A DNI who is actually running the intelligence community does not get described, fifteen months in, as someone "largely excluded from President Donald Trump's inner national security circle". That is not a sentence reporters write about people the president listens to. It's the sentence they write about people the president has already moved past.
Gabbard was confirmed on February 12, 2025, on a 52-48 Senate vote, the eighth person to hold the job. The vote was close because the case against her was loud: no real intelligence background, a 2017 meeting with Bashar al-Assad, public sympathy for Russian framing on Ukraine, opposition to a key surveillance authority, and a push to pardon Edward Snowden. None of that went away after she was sworn in. It just got filed under "manageable."
The collision course nobody wanted to name
Gabbard's politics, the actual ones, were never a clean fit with this White House. She endorsed Trump in 2024 and joined the Republican Party that year, but the anti-interventionism she built her congressional brand on does not survive contact with a president running multiple overseas military operations. Axios put it bluntly: the two were on a collision course.
Iran was the tell. Earlier this year Trump publicly characterized Gabbard as "softer" on Iran's nuclear program, which is the kind of thing a president says about an intelligence chief he is preparing to override, not one he is preparing to keep. A DNI whose threat assessments are being pre-discounted by the boss in real time has, functionally, already been replaced.
So she did what people in that position do. She acted out, hard, inside the bureaucracy she still controlled. Early in her tenure she purged the director and deputy director of the National Intelligence Council. She revoked security clearances for dozens of current and former national security officials. She oversaw a sharp reduction in the intelligence workforce. These are not the moves of someone settling in. They're the moves of someone trying to leave a mark before the door closes.
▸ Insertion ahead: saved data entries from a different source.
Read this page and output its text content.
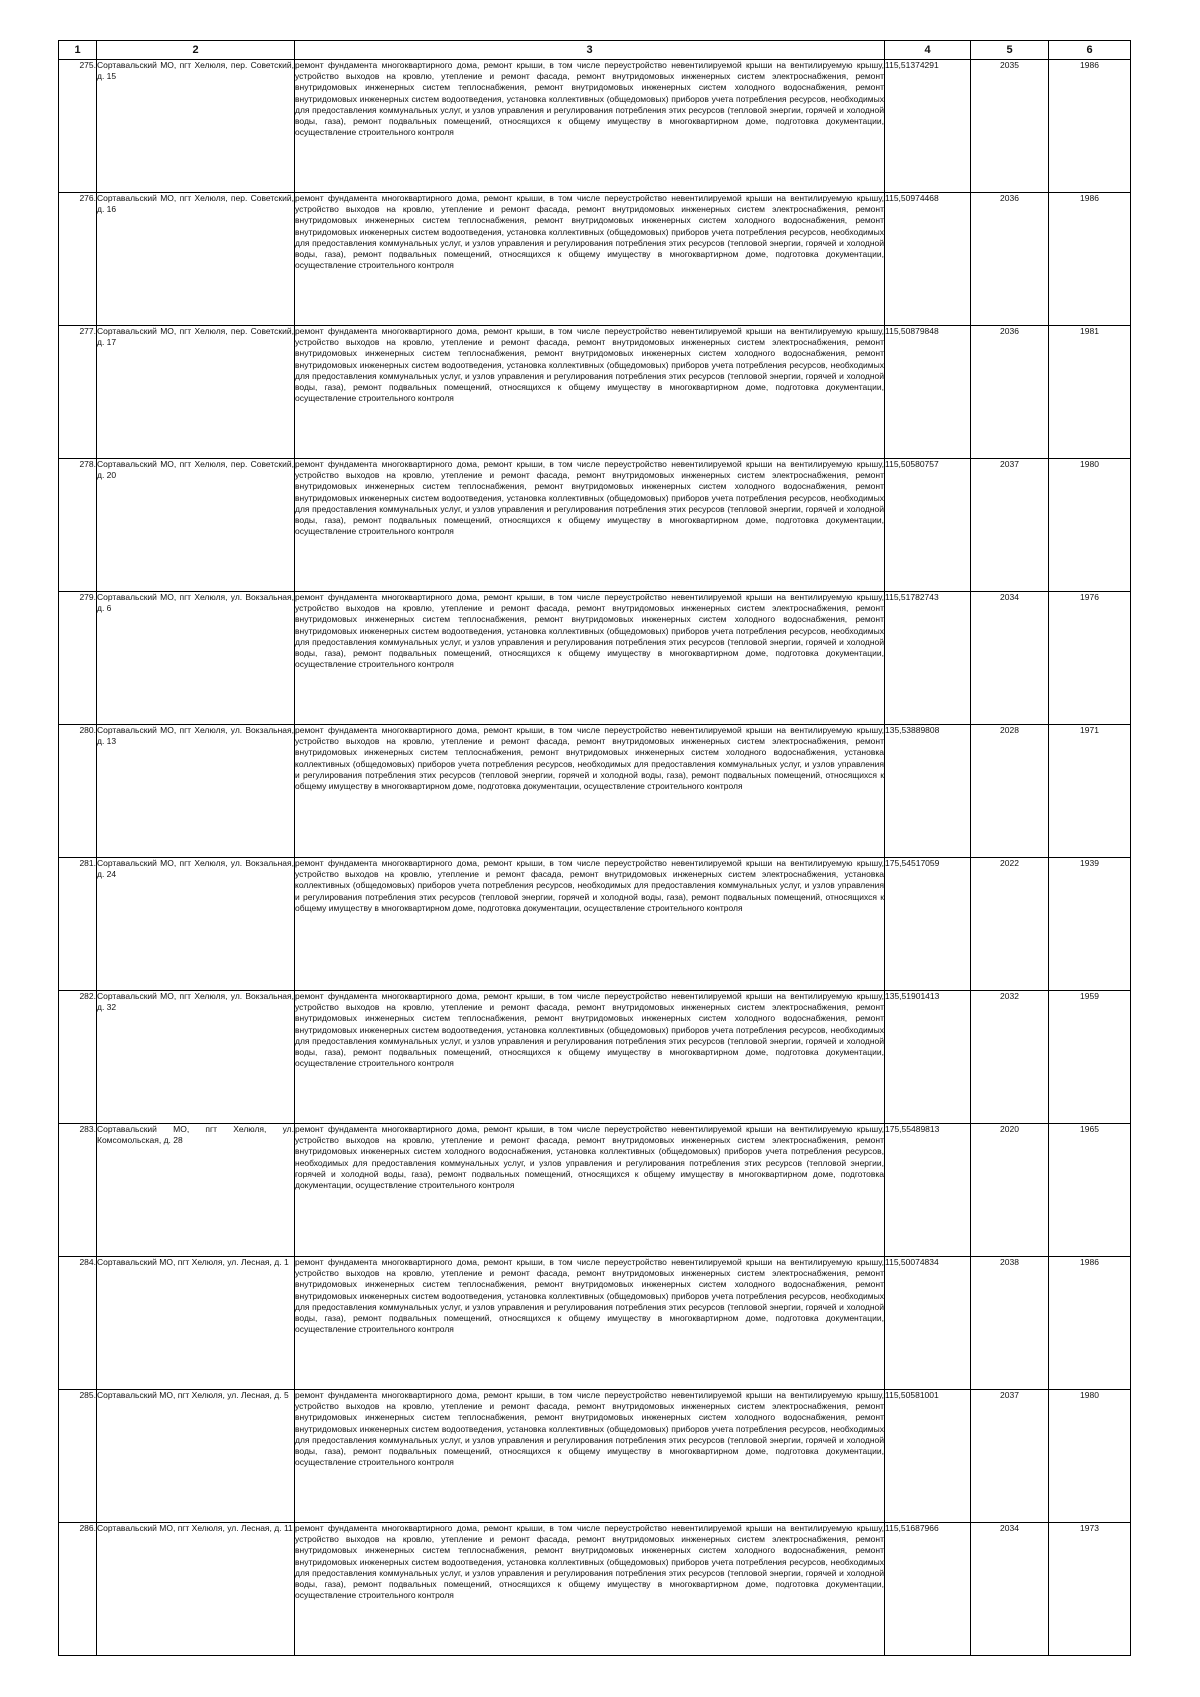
1	2	3	4	5	6
275.	Сортавальский МО, пгт Хелюля, пер. Советский, д. 15	ремонт фундамента многоквартирного дома, ремонт крыши, в том числе переустройство невентилируемой крыши на вентилируемую крышу, устройство выходов на кровлю, утепление и ремонт фасада, ремонт внутридомовых инженерных систем электроснабжения, ремонт внутридомовых инженерных систем теплоснабжения, ремонт внутридомовых инженерных систем холодного водоснабжения, ремонт внутридомовых инженерных систем водоотведения, установка коллективных (общедомовых) приборов учета потребления ресурсов, необходимых для предоставления коммунальных услуг, и узлов управления и регулирования потребления этих ресурсов (тепловой энергии, горячей и холодной воды, газа), ремонт подвальных помещений, относящихся к общему имуществу в многоквартирном доме, подготовка документации, осуществление строительного контроля	115,51374291	2035	1986
276.	Сортавальский МО, пгт Хелюля, пер. Советский, д. 16	ремонт фундамента многоквартирного дома, ремонт крыши, в том числе переустройство невентилируемой крыши на вентилируемую крышу, устройство выходов на кровлю, утепление и ремонт фасада, ремонт внутридомовых инженерных систем электроснабжения, ремонт внутридомовых инженерных систем теплоснабжения, ремонт внутридомовых инженерных систем холодного водоснабжения, ремонт внутридомовых инженерных систем водоотведения, установка коллективных (общедомовых) приборов учета потребления ресурсов, необходимых для предоставления коммунальных услуг, и узлов управления и регулирования потребления этих ресурсов (тепловой энергии, горячей и холодной воды, газа), ремонт подвальных помещений, относящихся к общему имуществу в многоквартирном доме, подготовка документации, осуществление строительного контроля	115,50974468	2036	1986
277.	Сортавальский МО, пгт Хелюля, пер. Советский, д. 17	ремонт фундамента многоквартирного дома, ремонт крыши, в том числе переустройство невентилируемой крыши на вентилируемую крышу, устройство выходов на кровлю, утепление и ремонт фасада, ремонт внутридомовых инженерных систем электроснабжения, ремонт внутридомовых инженерных систем теплоснабжения, ремонт внутридомовых инженерных систем холодного водоснабжения, ремонт внутридомовых инженерных систем водоотведения, установка коллективных (общедомовых) приборов учета потребления ресурсов, необходимых для предоставления коммунальных услуг, и узлов управления и регулирования потребления этих ресурсов (тепловой энергии, горячей и холодной воды, газа), ремонт подвальных помещений, относящихся к общему имуществу в многоквартирном доме, подготовка документации, осуществление строительного контроля	115,50879848	2036	1981
278.	Сортавальский МО, пгт Хелюля, пер. Советский, д. 20	ремонт фундамента многоквартирного дома, ремонт крыши, в том числе переустройство невентилируемой крыши на вентилируемую крышу, устройство выходов на кровлю, утепление и ремонт фасада, ремонт внутридомовых инженерных систем электроснабжения, ремонт внутридомовых инженерных систем теплоснабжения, ремонт внутридомовых инженерных систем холодного водоснабжения, ремонт внутридомовых инженерных систем водоотведения, установка коллективных (общедомовых) приборов учета потребления ресурсов, необходимых для предоставления коммунальных услуг, и узлов управления и регулирования потребления этих ресурсов (тепловой энергии, горячей и холодной воды, газа), ремонт подвальных помещений, относящихся к общему имуществу в многоквартирном доме, подготовка документации, осуществление строительного контроля	115,50580757	2037	1980
279.	Сортавальский МО, пгт Хелюля, ул. Вокзальная, д. 6	ремонт фундамента многоквартирного дома, ремонт крыши, в том числе переустройство невентилируемой крыши на вентилируемую крышу, устройство выходов на кровлю, утепление и ремонт фасада, ремонт внутридомовых инженерных систем электроснабжения, ремонт внутридомовых инженерных систем теплоснабжения, ремонт внутридомовых инженерных систем холодного водоснабжения, ремонт внутридомовых инженерных систем водоотведения, установка коллективных (общедомовых) приборов учета потребления ресурсов, необходимых для предоставления коммунальных услуг, и узлов управления и регулирования потребления этих ресурсов (тепловой энергии, горячей и холодной воды, газа), ремонт подвальных помещений, относящихся к общему имуществу в многоквартирном доме, подготовка документации, осуществление строительного контроля	115,51782743	2034	1976
280.	Сортавальский МО, пгт Хелюля, ул. Вокзальная, д. 13	ремонт фундамента многоквартирного дома, ремонт крыши, в том числе переустройство невентилируемой крыши на вентилируемую крышу, устройство выходов на кровлю, утепление и ремонт фасада, ремонт внутридомовых инженерных систем электроснабжения, ремонт внутридомовых инженерных систем теплоснабжения, ремонт внутридомовых инженерных систем холодного водоснабжения, установка коллективных (общедомовых) приборов учета потребления ресурсов, необходимых для предоставления коммунальных услуг, и узлов управления и регулирования потребления этих ресурсов (тепловой энергии, горячей и холодной воды, газа), ремонт подвальных помещений, относящихся к общему имуществу в многоквартирном доме, подготовка документации, осуществление строительного контроля	135,53889808	2028	1971
281.	Сортавальский МО, пгт Хелюля, ул. Вокзальная, д. 24	ремонт фундамента многоквартирного дома, ремонт крыши, в том числе переустройство невентилируемой крыши на вентилируемую крышу, устройство выходов на кровлю, утепление и ремонт фасада, ремонт внутридомовых инженерных систем электроснабжения, установка коллективных (общедомовых) приборов учета потребления ресурсов, необходимых для предоставления коммунальных услуг, и узлов управления и регулирования потребления этих ресурсов (тепловой энергии, горячей и холодной воды, газа), ремонт подвальных помещений, относящихся к общему имуществу в многоквартирном доме, подготовка документации, осуществление строительного контроля	175,54517059	2022	1939
282.	Сортавальский МО, пгт Хелюля, ул. Вокзальная, д. 32	ремонт фундамента многоквартирного дома, ремонт крыши, в том числе переустройство невентилируемой крыши на вентилируемую крышу, устройство выходов на кровлю, утепление и ремонт фасада, ремонт внутридомовых инженерных систем электроснабжения, ремонт внутридомовых инженерных систем теплоснабжения, ремонт внутридомовых инженерных систем холодного водоснабжения, ремонт внутридомовых инженерных систем водоотведения, установка коллективных (общедомовых) приборов учета потребления ресурсов, необходимых для предоставления коммунальных услуг, и узлов управления и регулирования потребления этих ресурсов (тепловой энергии, горячей и холодной воды, газа), ремонт подвальных помещений, относящихся к общему имуществу в многоквартирном доме, подготовка документации, осуществление строительного контроля	135,51901413	2032	1959
283.	Сортавальский МО, пгт Хелюля, ул. Комсомольская, д. 28	ремонт фундамента многоквартирного дома, ремонт крыши, в том числе переустройство невентилируемой крыши на вентилируемую крышу, устройство выходов на кровлю, утепление и ремонт фасада, ремонт внутридомовых инженерных систем электроснабжения, ремонт внутридомовых инженерных систем холодного водоснабжения, установка коллективных (общедомовых) приборов учета потребления ресурсов, необходимых для предоставления коммунальных услуг, и узлов управления и регулирования потребления этих ресурсов (тепловой энергии, горячей и холодной воды, газа), ремонт подвальных помещений, относящихся к общему имуществу в многоквартирном доме, подготовка документации, осуществление строительного контроля	175,55489813	2020	1965
284.	Сортавальский МО, пгт Хелюля, ул. Лесная, д. 1	ремонт фундамента многоквартирного дома, ремонт крыши, в том числе переустройство невентилируемой крыши на вентилируемую крышу, устройство выходов на кровлю, утепление и ремонт фасада, ремонт внутридомовых инженерных систем электроснабжения, ремонт внутридомовых инженерных систем теплоснабжения, ремонт внутридомовых инженерных систем холодного водоснабжения, ремонт внутридомовых инженерных систем водоотведения, установка коллективных (общедомовых) приборов учета потребления ресурсов, необходимых для предоставления коммунальных услуг, и узлов управления и регулирования потребления этих ресурсов (тепловой энергии, горячей и холодной воды, газа), ремонт подвальных помещений, относящихся к общему имуществу в многоквартирном доме, подготовка документации, осуществление строительного контроля	115,50074834	2038	1986
285.	Сортавальский МО, пгт Хелюля, ул. Лесная, д. 5	ремонт фундамента многоквартирного дома, ремонт крыши, в том числе переустройство невентилируемой крыши на вентилируемую крышу, устройство выходов на кровлю, утепление и ремонт фасада, ремонт внутридомовых инженерных систем электроснабжения, ремонт внутридомовых инженерных систем теплоснабжения, ремонт внутридомовых инженерных систем холодного водоснабжения, ремонт внутридомовых инженерных систем водоотведения, установка коллективных (общедомовых) приборов учета потребления ресурсов, необходимых для предоставления коммунальных услуг, и узлов управления и регулирования потребления этих ресурсов (тепловой энергии, горячей и холодной воды, газа), ремонт подвальных помещений, относящихся к общему имуществу в многоквартирном доме, подготовка документации, осуществление строительного контроля	115,50581001	2037	1980
286.	Сортавальский МО, пгт Хелюля, ул. Лесная, д. 11	ремонт фундамента многоквартирного дома, ремонт крыши, в том числе переустройство невентилируемой крыши на вентилируемую крышу, устройство выходов на кровлю, утепление и ремонт фасада, ремонт внутридомовых инженерных систем электроснабжения, ремонт внутридомовых инженерных систем теплоснабжения, ремонт внутридомовых инженерных систем холодного водоснабжения, ремонт внутридомовых инженерных систем водоотведения, установка коллективных (общедомовых) приборов учета потребления ресурсов, необходимых для предоставления коммунальных услуг, и узлов управления и регулирования потребления этих ресурсов (тепловой энергии, горячей и холодной воды, газа), ремонт подвальных помещений, относящихся к общему имуществу в многоквартирном доме, подготовка документации, осуществление строительного контроля	115,51687966	2034	1973
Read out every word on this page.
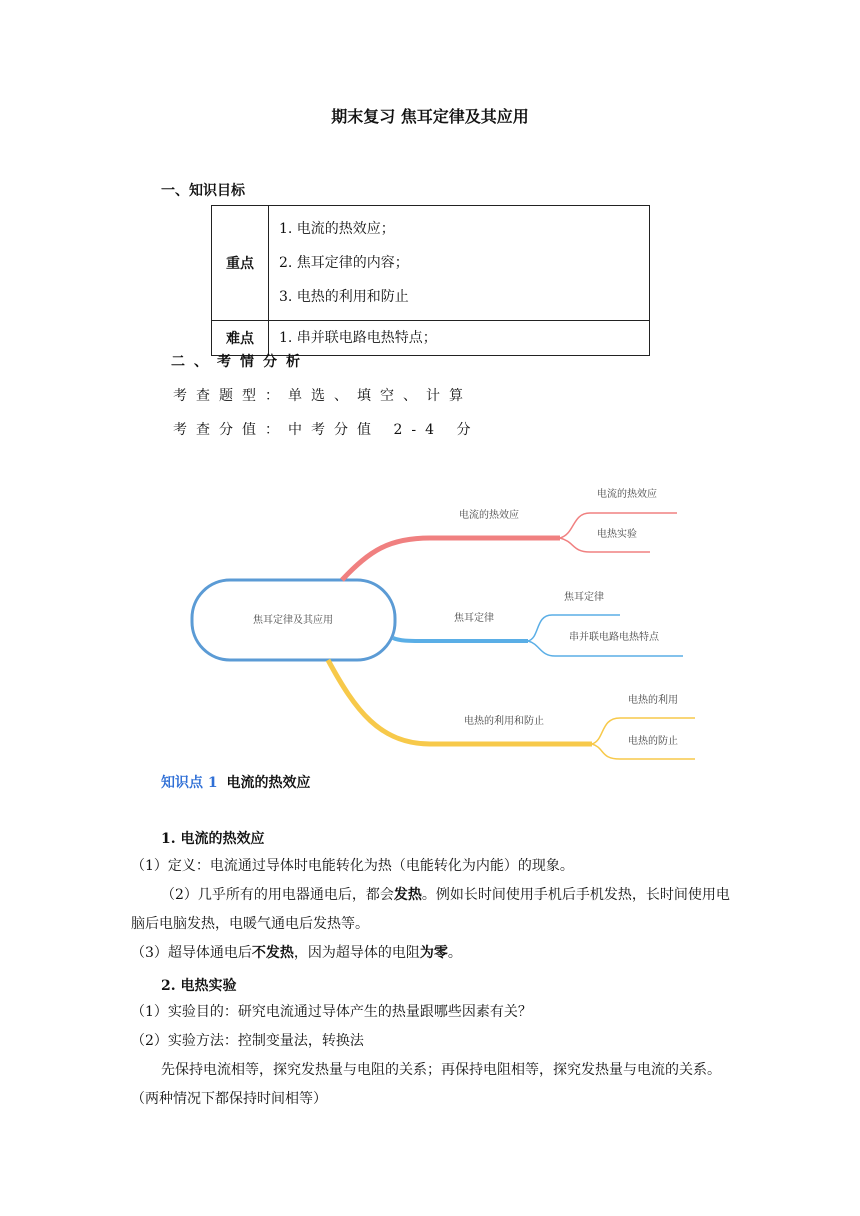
期末复习 焦耳定律及其应用
一、知识目标
重点	1. 电流的热效应；
2. 焦耳定律的内容；
3. 电热的利用和防止

难点	1. 串并联电路电热特点；
二、考情分析
考查题型：单选、填空、计算
考查分值：中考分值 2-4 分
焦耳定律及其应用
电流的热效应
电流的热效应
电热实验
焦耳定律
焦耳定律
串并联电路电热特点
电热的利用和防止
电热的利用
电热的防止
知识点 1 电流的热效应
1. 电流的热效应
（1）定义：电流通过导体时电能转化为热（电能转化为内能）的现象。
（2）几乎所有的用电器通电后，都会发热。例如长时间使用手机后手机发热，长时间使用电脑后电脑发热，电暖气通电后发热等。
（3）超导体通电后不发热，因为超导体的电阻为零。
2. 电热实验
（1）实验目的：研究电流通过导体产生的热量跟哪些因素有关？
（2）实验方法：控制变量法，转换法
先保持电流相等，探究发热量与电阻的关系；再保持电阻相等，探究发热量与电流的关系。（两种情况下都保持时间相等）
What an acting DNI actually signals
Trump's announcement that principal deputy Aaron Lukas will serve as acting DNI is the part of this story most people will skim past. They shouldn't. "Acting" is the most honest word in Washington. It means the White House is not in a hurry to send a name to the Senate, which means the White House does not particularly want a Senate-confirmed intelligence chief breathing on its decisions right now.
Lukas is a career official. That is the point. A career acting DNI is easier to ignore than a confirmed one, and easier to replace than a confirmed one, and does not come with the political cost of a confirmation fight. For an administration that has spent fifteen months treating its own DNI as a problem to be managed, the upside is obvious.
Trump's farewell line — "Tulsi has done an incredible job, and we will miss her" — is the standard send-off, and it costs him nothing. The actual signal is structural. The job of DNI was created after 9/11 to put one person in charge of telling the president what is true. When the president stops listening, the job stops existing in any real sense, regardless of who's sitting in it.
The part Gabbard got right
Here is the uncomfortable thing. The critique of Gabbard at her confirmation — that she didn't have the resume, that her foreign-policy instincts were idiosyncratic, that she'd be a strange fit in the Situation Room — turned out to be correct. And it turned out not to matter, because the people who made that critique assumed the alternative was a serious DNI with the president's ear. The alternative is an acting one without it.
Gabbard leaves on June 30. Her husband's illness is real and the family reason is real. Both of those things can be true while the other thing — that this White House was done with her months ago — is also true. Washington is one of the few cities where two stories can hold hands and walk out the door together.